When: July 9, 2026, 6 p.m.

Where: mHUB

1623 W Fulton St Chicago, IL 60612

RSVPs

Registration for this event will close on Thursday July 9 at 12:00 p.m.

Attendance:
In Person Pythonistas: 5

Topics


  • Inference at Scale: Transcribing Millions of Insurance Calls with Whisper and Azure ML
    By: Jimmy Scray
    Experience Level: Intermediate
    Length: 25 Minutes
    Description:

    Transcribing a few audio files with Whisper is easy. Transcribing millions of recordings efficiently, reliably, and cost-effectively is a very different problem.

    In this talk, I'll dive into the Python code and infrastructure behind a large-scale speech transcription platform built for the insurance industry. Starting from a notebook prototype, we'll explore how the system evolved into a distributed inference pipeline running across thousands of GPU workers.
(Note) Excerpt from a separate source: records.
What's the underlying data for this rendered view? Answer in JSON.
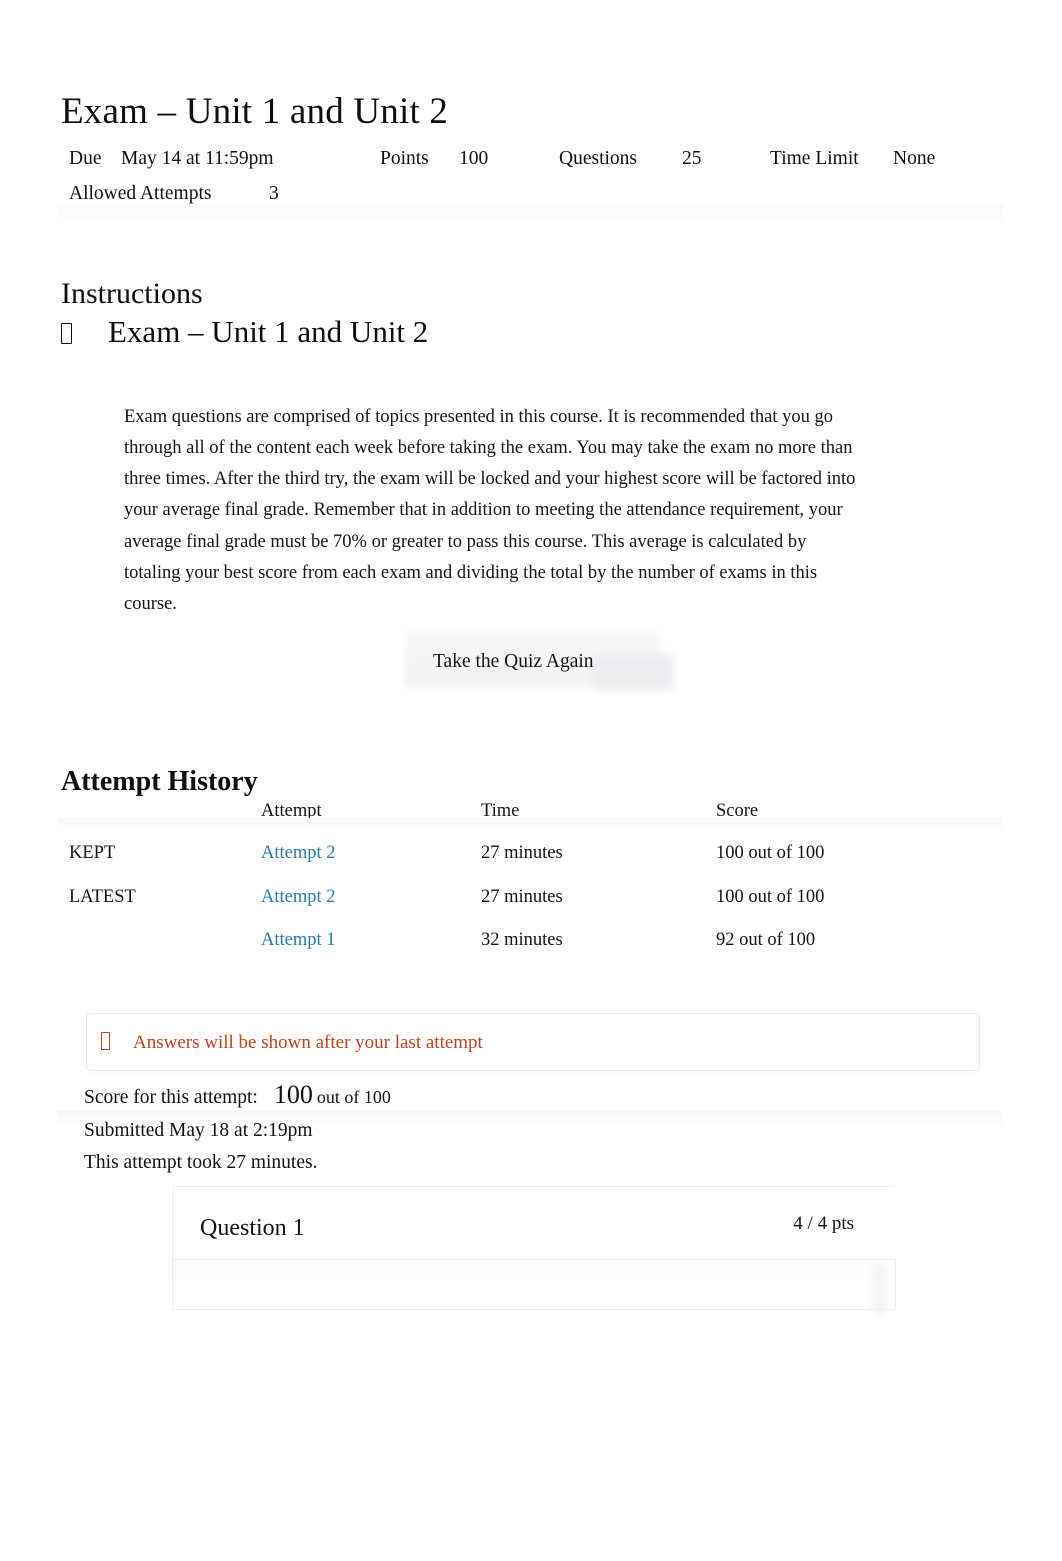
{
  "quiz": {
    "title": "Exam – Unit 1 and Unit 2",
    "meta": {
      "due_label": "Due",
      "due_value": "May 14 at 11:59pm",
      "points_label": "Points",
      "points_value": "100",
      "questions_label": "Questions",
      "questions_value": "25",
      "time_limit_label": "Time Limit",
      "time_limit_value": "None",
      "allowed_attempts_label": "Allowed Attempts",
      "allowed_attempts_value": "3"
    }
  },
  "instructions": {
    "heading": "Instructions",
    "subheading": "Exam – Unit 1 and Unit 2",
    "body": "Exam questions are comprised of topics presented in this course. It is recommended that you go through all of the content each week before taking the exam. You may take the exam no more than three times. After the third try, the exam will be locked and your highest score will be factored into your average final grade. Remember that in addition to meeting the attendance requirement, your average final grade must be 70% or greater to pass this course. This average is calculated by totaling your best score from each exam and dividing the total by the number of exams in this course."
  },
  "take_quiz_again_button": {
    "label": "Take the Quiz Again"
  },
  "attempt_history": {
    "heading": "Attempt History",
    "columns": [
      "",
      "Attempt",
      "Time",
      "Score"
    ],
    "rows": [
      {
        "status": "KEPT",
        "attempt": "Attempt 2",
        "time": "27 minutes",
        "score": "100 out of 100"
      },
      {
        "status": "LATEST",
        "attempt": "Attempt 2",
        "time": "27 minutes",
        "score": "100 out of 100"
      },
      {
        "status": "",
        "attempt": "Attempt 1",
        "time": "32 minutes",
        "score": "92 out of 100"
      }
    ]
  },
  "notice": {
    "text": "Answers will be shown after your last attempt",
    "color": "#c0421b"
  },
  "attempt_summary": {
    "score_label": "Score for this attempt:",
    "score_value": "100",
    "score_out_of": "out of 100",
    "submitted": "Submitted May 18 at 2:19pm",
    "duration": "This attempt took 27 minutes."
  },
  "question": {
    "title": "Question 1",
    "points": "4 / 4 pts"
  },
  "colors": {
    "link": "#2a7ba8",
    "notice": "#c0421b",
    "text": "#111111"
  }
}
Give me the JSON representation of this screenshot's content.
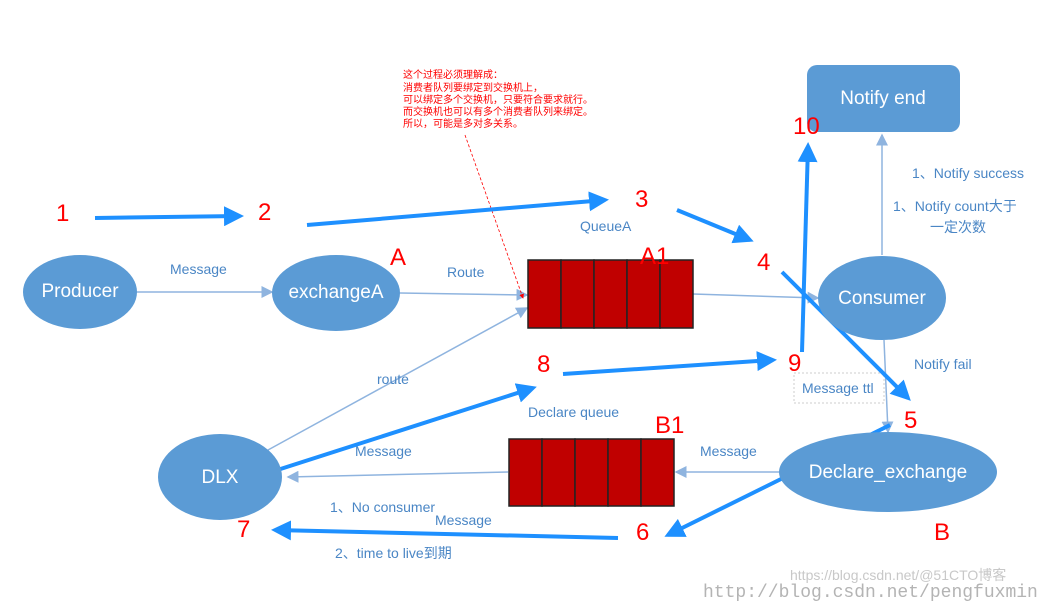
{
  "nodes": {
    "producer": "Producer",
    "exchangeA": "exchangeA",
    "consumer": "Consumer",
    "notify_end": "Notify end",
    "dlx": "DLX",
    "declare_exchange": "Declare_exchange"
  },
  "labels": {
    "message1": "Message",
    "route1": "Route",
    "queueA": "QueueA",
    "route2": "route",
    "declare_queue": "Declare queue",
    "message_dlx": "Message",
    "message_declare": "Message",
    "message_ttl": "Message ttl",
    "notify_fail": "Notify fail",
    "notify_success": "1、Notify success",
    "notify_count_1": "1、Notify count大于",
    "notify_count_2": "一定次数",
    "no_consumer": "1、No consumer",
    "message_bottom": "Message",
    "ttl_expire": "2、time to live到期"
  },
  "markers": {
    "n1": "1",
    "n2": "2",
    "n3": "3",
    "n4": "4",
    "n5": "5",
    "n6": "6",
    "n7": "7",
    "n8": "8",
    "n9": "9",
    "n10": "10",
    "A": "A",
    "A1": "A1",
    "B1": "B1",
    "B": "B"
  },
  "annotation": [
    "这个过程必须理解成：",
    "消费者队列要绑定到交换机上，",
    "可以绑定多个交换机，只要符合要求就行。",
    "而交换机也可以有多个消费者队列来绑定。",
    "所以，可能是多对多关系。"
  ],
  "watermark": {
    "line1": "https://blog.csdn.net/@51CTO博客",
    "line2": "http://blog.csdn.net/pengfuxmin"
  },
  "colors": {
    "node": "#5b9bd5",
    "queue": "#c00000",
    "arrow": "#1e90ff",
    "marker": "#ff0000"
  }
}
    Rather than focusing on machine learning theory, we'll focus on inference engineering: benchmarking CPU and GPU workloads, maximizing throughput, orchestrating jobs with Azure Machine Learning, handling spot-instance interruptions, and writing resilient Python code that can recover from failures and resume processing automatically.

    Along the way, I'll share benchmark results, architecture decisions, code examples, and the lessons learned while processing millions of real-world recordings.

    If you're interested in Python, distributed systems, performance optimization, or production machine learning infrastructure, this talk will show what happens after the model is trained.